Но снова в голове его звучал другой голос, споря с первым.
И наконец он пошел на кухню, где Виллем готовил ужин.
— Хорошо, — сказал он. — Давай.
Виллем посмотрел на него и улыбнулся. «Иди сюда», — сказал он, и он подошел, и Виллем поцеловал его. Его охватил страх, паника, ему снова представлялся брат Лука, и он открыл глаза, чтобы напомнить себе: это ведь Виллем, его не надо бояться. Но едва его немного отпустило, перед глазами всплыло лицо Калеба, оно пульсировало в голове, и он отпрянул, давясь, закрывая рот ладонью.
— Прости, — сказал он, отворачиваясь, — Прости. Я не очень это умею, Виллем.
— В смысле? — спросил Виллем, поворачивая его к себе. — Ты все прекрасно умеешь.

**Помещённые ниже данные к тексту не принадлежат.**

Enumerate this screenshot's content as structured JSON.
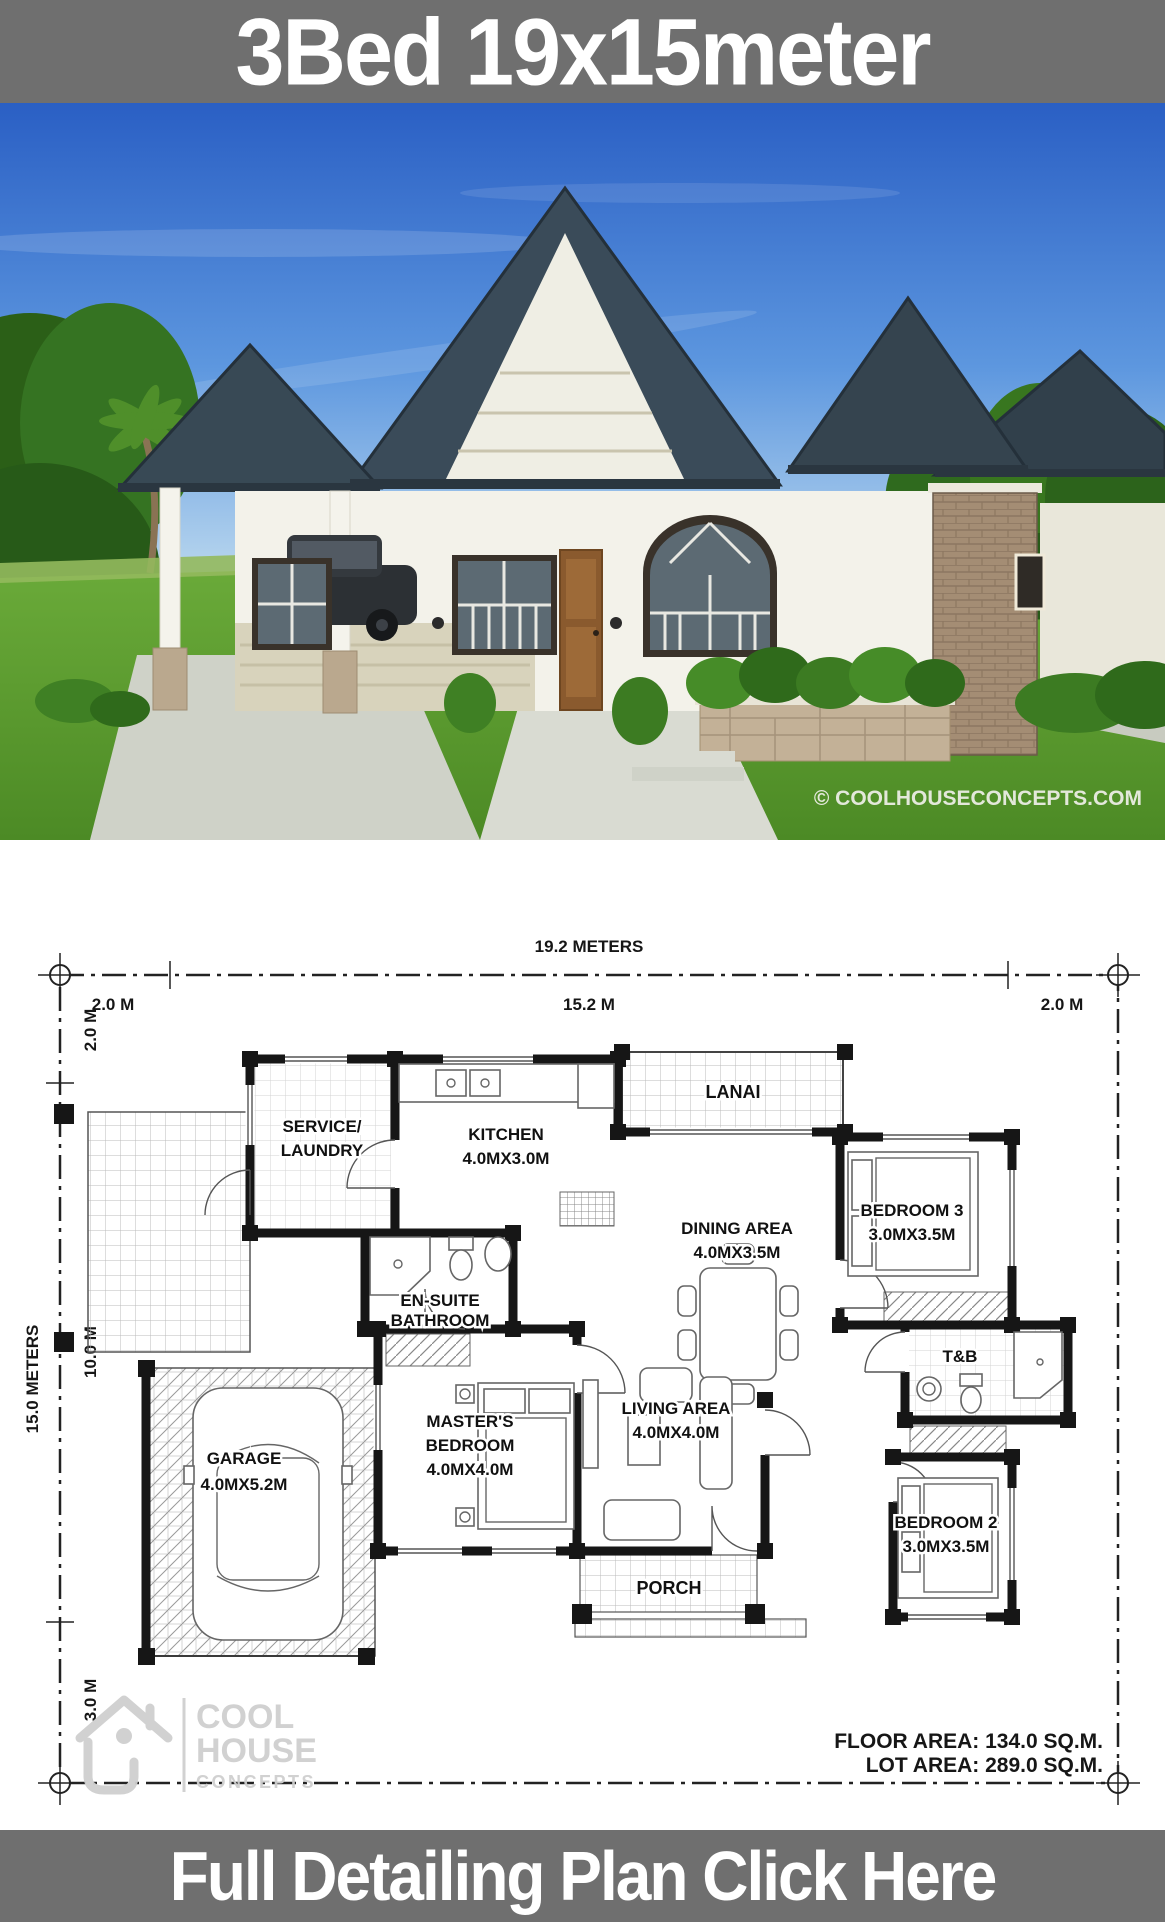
{
  "header": {
    "title": "3Bed 19x15meter"
  },
  "footer": {
    "cta": "Full Detailing Plan Click Here"
  },
  "photo": {
    "watermark": "© COOLHOUSECONCEPTS.COM"
  },
  "plan": {
    "dimensions": {
      "top_total": "19.2 METERS",
      "top_left": "2.0 M",
      "top_mid": "15.2 M",
      "top_right": "2.0 M",
      "left_total": "15.0 METERS",
      "left_top": "2.0 M",
      "left_mid": "10.0 M",
      "left_bottom": "3.0 M"
    },
    "rooms": {
      "service": {
        "l1": "SERVICE/",
        "l2": "LAUNDRY"
      },
      "kitchen": {
        "l1": "KITCHEN",
        "l2": "4.0MX3.0M"
      },
      "lanai": {
        "l1": "LANAI"
      },
      "dining": {
        "l1": "DINING AREA",
        "l2": "4.0MX3.5M"
      },
      "bedroom3": {
        "l1": "BEDROOM 3",
        "l2": "3.0MX3.5M"
      },
      "ensuite": {
        "l1": "EN-SUITE",
        "l2": "BATHROOM"
      },
      "tb": {
        "l1": "T&B"
      },
      "garage": {
        "l1": "GARAGE",
        "l2": "4.0MX5.2M"
      },
      "master": {
        "l1": "MASTER'S",
        "l2": "BEDROOM",
        "l3": "4.0MX4.0M"
      },
      "living": {
        "l1": "LIVING AREA",
        "l2": "4.0MX4.0M"
      },
      "bedroom2": {
        "l1": "BEDROOM 2",
        "l2": "3.0MX3.5M"
      },
      "porch": {
        "l1": "PORCH"
      }
    },
    "areas": {
      "floor": "FLOOR AREA: 134.0 SQ.M.",
      "lot": "LOT AREA: 289.0 SQ.M."
    },
    "logo": {
      "line1": "COOL",
      "line2": "HOUSE",
      "line3": "CONCEPTS"
    }
  },
  "colors": {
    "bar_gray": "#6f6f6f",
    "sky_blue": "#2a5fc4",
    "grass_green": "#5ea32e",
    "roof_slate": "#3a4b59",
    "plan_line": "#161616"
  }
}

И он выдохнул с облегчением: Виллем не сердится на него.
С тех пор он постоянно сравнивал то, что знает о Виллеме, с тем, чего ожидает от человека — любого человека, — который испытывает к нему физическое влечение. Он как будто ждет, что Виллема, которого он знает, заменит кто-то другой, как будто в других отношениях вдруг обнаружится другой Виллем. В первые несколько недель он постоянно боялся, что чем-то огорчит или разочарует Виллема, что доведет его до вспышки ярости. Он много дней набирался смелости, чтобы сказать Виллему, что ему невыносим вкус кофе на его губах (хотя и не объяснил почему: брат Лука, его ужасный, мускулистый язык, частички кофейной гущи у десен. Что он ценил в Калебе, так это что тот не пил кофе). Он извинялся и извинялся, пока Виллем не велел ему перестать.
— Джуд, все нормально, — сказал он. — Я должен был сообразить, правда. Я просто не буду больше пить кофе.
— Но ты любишь кофе.
Виллем улыбнулся:
— Мне нравится кофе, да. Но я могу без него обойтись. — Он снова улыбнулся: — Мой дантист будет в восторге.
Тогда же, в тот первый месяц, они с Виллемом говорили о сексе. Эти разговоры велись ночью, в постели, так легче было произносить некоторые вещи. У него ночь всегда ассоциировалась с возможностью себя резать, но теперь ночь была о другом — об этих беседах с Виллемом в темной комнате, когда он не так боялся прикосновений и мог различить каждую черточку Виллема, в то же время притворяясь, будто сам для него невидим.
— Ты хочешь, чтобы мы когда-нибудь занялись сексом? — спросил он однажды ночью и, уже произнося эти слова, осознал, как глупо они звучат.